Video communication is a lot more versatile than it used to be. Modern programs allow for online voting, virtual whiteboards, breakout rooms, and other interactive elements that keep people engaged. Consequently, video conferencing brings a lot to internal communications, but because of this, these tools can be overused and relied upon a little too much. Some internal communication and messaging is best left until people can physically get together in a room, for example some types of training, or where people are working in the same building and can easily meet in person.
Although the power of visual and collaborative internal communication tools cannot be overstated, there is a lot of power and meaning in communicating data and analytics. Analytics gives meaning and context to the hard work people are doing. Employees like to see numbers, in order to understand the business results and perhaps see how their job is contributing to their organization’s bottom line. Analytics are rarely verbally communicated. Instead, they are often shared in summary emails or on slides in town halls.
The key to sharing analytics is to not overdo it. Rather than showing slide upon slide of spreadsheets, managers should pick out the key numbers and focus on these instead. Managers should also add context, draw comparisons, and use clear indicators and cues to help less numerical individuals understand what is being said. Finally, always inform the team that any financial data or figures shared through internal communication must stay on site and never shared externally with people not connected to the organization, in case the data is sensitive or confidential.
5. Collaboration Tools
Collaboration tools are modern suites of online resources which are aimed at bringing people closer together. There are many examples of these on the market, such as Slack, SharePoint, and Trello, a project management software.
The idea behind collaboration tools is that they allow employees to simultaneously work on them and update information, saving information as they go. Most tools allow for real-time reporting and updating, meaning that managers can get information almost instantly as a project progresses. There is enhanced reporting and tracking of projects using collaboration tools, which makes it easier for leaders and project teams to track what is happening.

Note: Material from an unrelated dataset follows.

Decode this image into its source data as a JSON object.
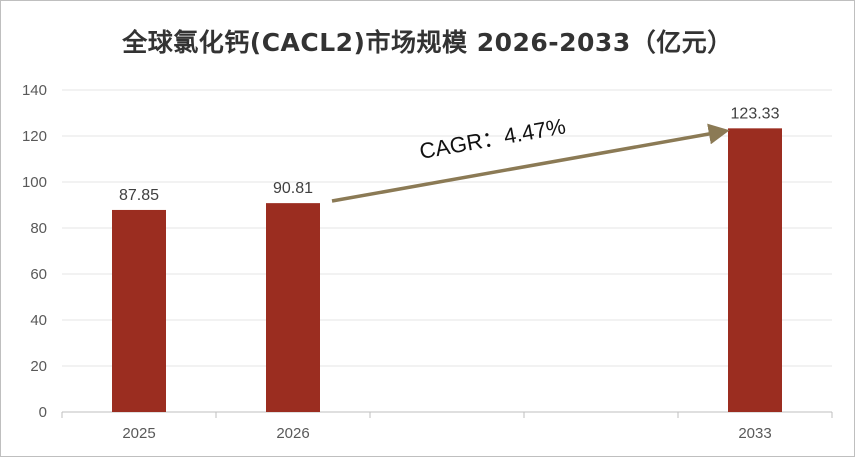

Collaboration tools need a lot of training and are best used in conjunction with other internal communication tools, such as virtual meetings or scrums. The virtual nature of these tools mean that it might be easier to complete projects online rather than in real life, leading some people to claim they have completed tasks before thy have actually done so! Therefore, managers must ensure they are up to speed with all progress and are able follow up in more detail where needed.

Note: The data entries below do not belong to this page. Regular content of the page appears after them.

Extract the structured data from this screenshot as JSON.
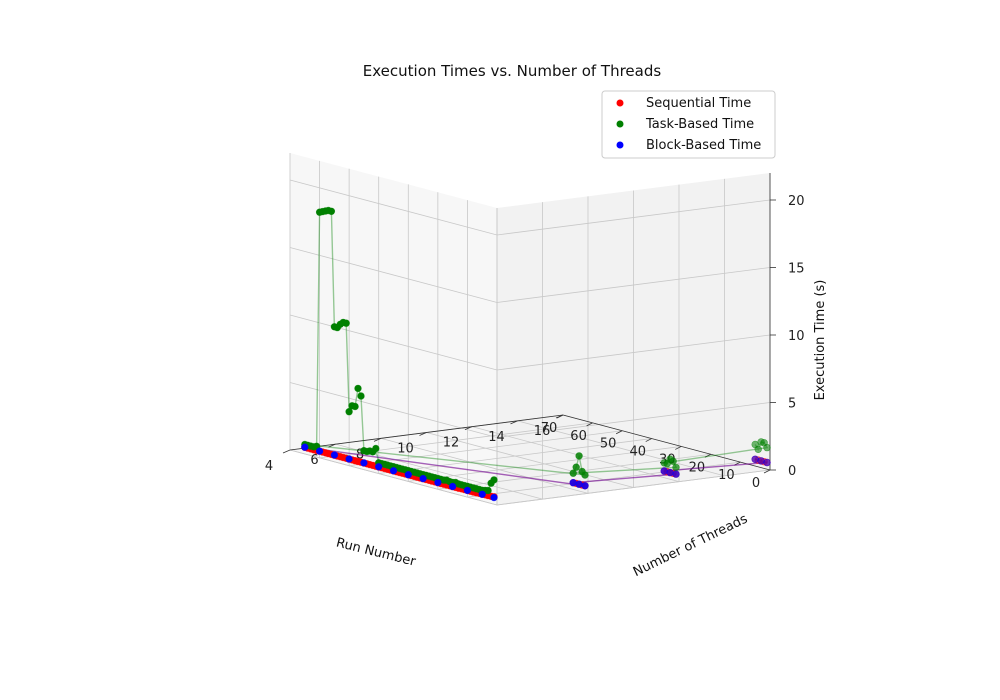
{
  "chart_data": {
    "type": "scatter",
    "title": "Execution Times vs. Number of Threads",
    "xlabel": "Run Number",
    "ylabel": "Number of Threads",
    "zlabel": "Execution Time (s)",
    "xlim": [
      0,
      70
    ],
    "ylim": [
      4,
      16
    ],
    "zlim": [
      0,
      22
    ],
    "xticks": [
      0,
      10,
      20,
      30,
      40,
      50,
      60,
      70
    ],
    "yticks": [
      4,
      6,
      8,
      10,
      12,
      14,
      16
    ],
    "zticks": [
      0,
      5,
      10,
      15,
      20
    ],
    "grid": true,
    "legend_position": "top-right",
    "series": [
      {
        "name": "Sequential Time",
        "color": "#ff0000",
        "points": [
          [
            1,
            4,
            0.55
          ],
          [
            2,
            4,
            0.53
          ],
          [
            3,
            4,
            0.52
          ],
          [
            4,
            4,
            0.52
          ],
          [
            5,
            4,
            0.51
          ],
          [
            6,
            4,
            0.51
          ],
          [
            7,
            4,
            0.5
          ],
          [
            8,
            4,
            0.5
          ],
          [
            9,
            4,
            0.5
          ],
          [
            10,
            4,
            0.5
          ],
          [
            11,
            4,
            0.5
          ],
          [
            12,
            4,
            0.5
          ],
          [
            13,
            4,
            0.49
          ],
          [
            14,
            4,
            0.49
          ],
          [
            15,
            4,
            0.49
          ],
          [
            16,
            4,
            0.49
          ],
          [
            17,
            4,
            0.49
          ],
          [
            18,
            4,
            0.49
          ],
          [
            19,
            4,
            0.49
          ],
          [
            20,
            4,
            0.49
          ],
          [
            21,
            4,
            0.49
          ],
          [
            22,
            4,
            0.49
          ],
          [
            23,
            4,
            0.49
          ],
          [
            24,
            4,
            0.49
          ],
          [
            25,
            4,
            0.49
          ],
          [
            26,
            4,
            0.49
          ],
          [
            27,
            4,
            0.49
          ],
          [
            28,
            4,
            0.49
          ],
          [
            29,
            4,
            0.49
          ],
          [
            30,
            4,
            0.49
          ],
          [
            31,
            4,
            0.49
          ],
          [
            32,
            4,
            0.49
          ],
          [
            33,
            4,
            0.49
          ],
          [
            34,
            4,
            0.49
          ],
          [
            35,
            4,
            0.49
          ],
          [
            36,
            4,
            0.49
          ],
          [
            37,
            4,
            0.49
          ],
          [
            38,
            4,
            0.49
          ],
          [
            39,
            4,
            0.49
          ],
          [
            40,
            4,
            0.49
          ],
          [
            41,
            4,
            0.49
          ],
          [
            42,
            4,
            0.49
          ],
          [
            43,
            4,
            0.49
          ],
          [
            44,
            4,
            0.49
          ],
          [
            45,
            4,
            0.49
          ],
          [
            46,
            4,
            0.49
          ],
          [
            47,
            4,
            0.49
          ],
          [
            48,
            4,
            0.49
          ],
          [
            49,
            4,
            0.49
          ],
          [
            50,
            4,
            0.49
          ],
          [
            51,
            4,
            0.49
          ],
          [
            52,
            4,
            0.49
          ],
          [
            53,
            4,
            0.49
          ],
          [
            54,
            4,
            0.49
          ],
          [
            55,
            4,
            0.49
          ],
          [
            56,
            4,
            0.49
          ],
          [
            57,
            4,
            0.49
          ],
          [
            58,
            4,
            0.49
          ],
          [
            59,
            4,
            0.49
          ],
          [
            60,
            4,
            0.49
          ],
          [
            61,
            4,
            0.49
          ],
          [
            62,
            4,
            0.49
          ],
          [
            63,
            4,
            0.49
          ],
          [
            64,
            4,
            0.49
          ],
          [
            65,
            4,
            0.49
          ],
          [
            1,
            8,
            0.5
          ],
          [
            2,
            8,
            0.5
          ],
          [
            3,
            8,
            0.5
          ],
          [
            4,
            8,
            0.5
          ],
          [
            5,
            8,
            0.5
          ],
          [
            1,
            12,
            0.5
          ],
          [
            2,
            12,
            0.5
          ],
          [
            3,
            12,
            0.5
          ],
          [
            4,
            12,
            0.5
          ],
          [
            5,
            12,
            0.5
          ],
          [
            1,
            16,
            0.5
          ],
          [
            2,
            16,
            0.5
          ],
          [
            3,
            16,
            0.5
          ],
          [
            4,
            16,
            0.5
          ],
          [
            5,
            16,
            0.5
          ]
        ]
      },
      {
        "name": "Task-Based Time",
        "color": "#008000",
        "points": [
          [
            1,
            4,
            1.8
          ],
          [
            2,
            4,
            1.5
          ],
          [
            3,
            4,
            0.9
          ],
          [
            4,
            4,
            0.85
          ],
          [
            5,
            4,
            0.8
          ],
          [
            6,
            4,
            0.8
          ],
          [
            7,
            4,
            0.8
          ],
          [
            8,
            4,
            0.8
          ],
          [
            9,
            4,
            0.8
          ],
          [
            10,
            4,
            0.8
          ],
          [
            11,
            4,
            0.8
          ],
          [
            12,
            4,
            0.8
          ],
          [
            13,
            4,
            0.8
          ],
          [
            14,
            4,
            0.85
          ],
          [
            15,
            4,
            0.8
          ],
          [
            16,
            4,
            0.8
          ],
          [
            17,
            4,
            0.85
          ],
          [
            18,
            4,
            0.8
          ],
          [
            19,
            4,
            0.8
          ],
          [
            20,
            4,
            0.8
          ],
          [
            21,
            4,
            0.8
          ],
          [
            22,
            4,
            0.8
          ],
          [
            23,
            4,
            0.8
          ],
          [
            24,
            4,
            0.8
          ],
          [
            25,
            4,
            0.8
          ],
          [
            26,
            4,
            0.8
          ],
          [
            27,
            4,
            0.8
          ],
          [
            28,
            4,
            0.8
          ],
          [
            29,
            4,
            0.8
          ],
          [
            30,
            4,
            0.8
          ],
          [
            31,
            4,
            0.8
          ],
          [
            32,
            4,
            0.8
          ],
          [
            33,
            4,
            0.8
          ],
          [
            34,
            4,
            0.8
          ],
          [
            35,
            4,
            0.8
          ],
          [
            36,
            4,
            0.8
          ],
          [
            37,
            4,
            0.8
          ],
          [
            38,
            4,
            0.8
          ],
          [
            39,
            4,
            0.8
          ],
          [
            40,
            4,
            0.8
          ],
          [
            41,
            4,
            1.8
          ],
          [
            42,
            4,
            1.5
          ],
          [
            43,
            4,
            1.5
          ],
          [
            44,
            4,
            1.4
          ],
          [
            45,
            4,
            1.4
          ],
          [
            46,
            4,
            5.4
          ],
          [
            47,
            4,
            5.9
          ],
          [
            48,
            4,
            4.5
          ],
          [
            49,
            4,
            4.5
          ],
          [
            50,
            4,
            4.0
          ],
          [
            51,
            4,
            10.5
          ],
          [
            52,
            4,
            10.5
          ],
          [
            53,
            4,
            10.3
          ],
          [
            54,
            4,
            10.0
          ],
          [
            55,
            4,
            10.0
          ],
          [
            56,
            4,
            18.5
          ],
          [
            57,
            4,
            18.5
          ],
          [
            58,
            4,
            18.4
          ],
          [
            59,
            4,
            18.3
          ],
          [
            60,
            4,
            18.2
          ],
          [
            61,
            4,
            0.8
          ],
          [
            62,
            4,
            0.7
          ],
          [
            63,
            4,
            0.7
          ],
          [
            64,
            4,
            0.7
          ],
          [
            65,
            4,
            0.7
          ],
          [
            1,
            8,
            1.3
          ],
          [
            2,
            8,
            1.5
          ],
          [
            3,
            8,
            2.6
          ],
          [
            4,
            8,
            1.7
          ],
          [
            5,
            8,
            1.2
          ],
          [
            1,
            12,
            1.0
          ],
          [
            2,
            12,
            1.4
          ],
          [
            3,
            12,
            1.5
          ],
          [
            4,
            12,
            1.1
          ],
          [
            5,
            12,
            1.1
          ],
          [
            1,
            16,
            1.6
          ],
          [
            2,
            16,
            1.9
          ],
          [
            3,
            16,
            1.9
          ],
          [
            4,
            16,
            1.3
          ],
          [
            5,
            16,
            1.6
          ]
        ]
      },
      {
        "name": "Block-Based Time",
        "color": "#0000ff",
        "points": [
          [
            1,
            4,
            0.5
          ],
          [
            5,
            4,
            0.5
          ],
          [
            10,
            4,
            0.5
          ],
          [
            15,
            4,
            0.5
          ],
          [
            20,
            4,
            0.5
          ],
          [
            25,
            4,
            0.5
          ],
          [
            30,
            4,
            0.5
          ],
          [
            35,
            4,
            0.5
          ],
          [
            40,
            4,
            0.5
          ],
          [
            45,
            4,
            0.5
          ],
          [
            50,
            4,
            0.5
          ],
          [
            55,
            4,
            0.5
          ],
          [
            60,
            4,
            0.5
          ],
          [
            65,
            4,
            0.5
          ],
          [
            1,
            8,
            0.5
          ],
          [
            3,
            8,
            0.5
          ],
          [
            5,
            8,
            0.5
          ],
          [
            1,
            12,
            0.5
          ],
          [
            3,
            12,
            0.5
          ],
          [
            5,
            12,
            0.5
          ],
          [
            1,
            16,
            0.5
          ],
          [
            3,
            16,
            0.5
          ],
          [
            5,
            16,
            0.5
          ]
        ]
      }
    ]
  }
}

Internal communication tools can offer a huge amount to organizations, both large and small. A great way to bring teams together and sometimes referred to as the ‘heartbeat’ of the organization, internal communication connects employees with senior leadership and organizational values and can facilitate the completion of work. As such, it’s never enough just to assume that internal communication will sort itself out naturally. Developing a strategy to drive internal communication is essential and will make a substantial difference to its quality and reach.
There are many different tools to do this. Virtual tools such as video conferencing, instant messaging, and collaboration programs are fantastic ways to connect people easily and smoothly. The key to internal communication tools is to use as many as you can, all together. Internal communication, like communication in general, is almost impossible to overdo. Focus as much as you can on driving internal communication, and this in turn will start to positively impact other key measurements in your organization.